Que Deus abençoe a todos os leitores!


Em Cristo,
Roney Ricardo.
[1] Ou “coisa indecente”, em outras versões.
[2] de VAUX, 2002, p. 57.
[3] Ou mais “abrangente” em sua definição de “coisa indecente” (cf. De VAUX,
2003, p. 57.
[4] cf. BRITO, 2005, p. 74s.
[5] A palavra grega apoluo significa “deixar de lado ou repudiar” é a palavra
que os autores do NT, segundo Callison, usaram para referir-se à prática dos
homens judeus de repudiarem suas esposas sem lhes dar carta de
divórcio. Apoluo, portanto, é o equivalente do hebraicoshalac, para “deixar” ou
“repudiar”. Callison entende que Jesus usou a palavra “repúdio”, como está em
Dt 24.1-4, e não “divórcio” (cf. BRITO, 2005, pp. 76,77).

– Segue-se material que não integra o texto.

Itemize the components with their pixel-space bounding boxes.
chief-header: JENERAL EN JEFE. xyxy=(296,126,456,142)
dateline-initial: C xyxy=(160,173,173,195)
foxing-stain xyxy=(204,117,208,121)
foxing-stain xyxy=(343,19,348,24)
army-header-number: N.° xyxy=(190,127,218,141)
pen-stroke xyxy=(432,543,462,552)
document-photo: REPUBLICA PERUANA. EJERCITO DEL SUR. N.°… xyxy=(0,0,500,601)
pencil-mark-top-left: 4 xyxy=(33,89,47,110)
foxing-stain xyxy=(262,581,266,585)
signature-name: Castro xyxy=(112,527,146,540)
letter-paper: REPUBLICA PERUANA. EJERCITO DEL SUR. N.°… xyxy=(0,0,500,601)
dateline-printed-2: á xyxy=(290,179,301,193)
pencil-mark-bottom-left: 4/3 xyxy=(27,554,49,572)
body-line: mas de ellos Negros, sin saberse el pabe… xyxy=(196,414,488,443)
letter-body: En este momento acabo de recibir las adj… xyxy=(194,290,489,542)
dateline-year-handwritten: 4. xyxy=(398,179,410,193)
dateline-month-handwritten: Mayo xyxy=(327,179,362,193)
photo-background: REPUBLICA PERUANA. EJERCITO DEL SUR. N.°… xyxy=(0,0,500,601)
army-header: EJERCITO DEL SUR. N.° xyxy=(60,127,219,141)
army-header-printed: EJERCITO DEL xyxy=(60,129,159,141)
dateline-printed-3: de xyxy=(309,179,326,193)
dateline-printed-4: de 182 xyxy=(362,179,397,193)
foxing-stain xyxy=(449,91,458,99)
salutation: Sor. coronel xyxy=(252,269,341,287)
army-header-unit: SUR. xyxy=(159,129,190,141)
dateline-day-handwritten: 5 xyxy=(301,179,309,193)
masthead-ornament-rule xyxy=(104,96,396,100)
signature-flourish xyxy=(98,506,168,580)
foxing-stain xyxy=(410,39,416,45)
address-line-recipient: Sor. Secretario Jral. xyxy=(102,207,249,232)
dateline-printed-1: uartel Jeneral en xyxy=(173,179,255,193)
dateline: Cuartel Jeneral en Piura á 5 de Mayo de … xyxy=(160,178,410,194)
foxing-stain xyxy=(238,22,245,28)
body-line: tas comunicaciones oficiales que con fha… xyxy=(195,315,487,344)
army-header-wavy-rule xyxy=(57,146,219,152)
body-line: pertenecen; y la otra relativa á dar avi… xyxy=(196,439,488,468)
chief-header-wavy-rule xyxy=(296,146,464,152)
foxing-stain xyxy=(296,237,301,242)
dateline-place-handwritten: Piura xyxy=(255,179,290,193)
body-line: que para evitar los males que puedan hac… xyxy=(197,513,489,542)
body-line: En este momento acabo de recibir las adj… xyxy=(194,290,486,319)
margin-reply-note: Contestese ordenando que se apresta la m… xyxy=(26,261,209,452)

[6] NICODEMUS, Augustus. Pastores, divórcio e novo casamento. Blog O
Tempora, O Mores. Link: <http://tempora-
mores.blogspot.com.br/2013/05/pastores-divorcio-e-novo-casamento.html&gt;
Acesso em 29 nov. 2015.

REFERÊNCIAS
BRITO, Eurípedes P. Interação dos ritos e símbolos cristãos com a terapia
narrativa no acompanhamento pastoral da família recasada. 2005. 252 f. Tese
(Doutorado em Teologia) – Escola Superior de Teologia: Rio Grande do Sul:
2005.
de VAUX, Roland. Instituições de Israel no Antigo Testamento. Trad.: Daniel
de Oliveira. São Paulo: Editora Teológica, 2003.
THOMPSON, J. A. Deuteronômio: introdução e comentário. Série Cultura
Bíblica. São Paulo: Vida Nova, 1982.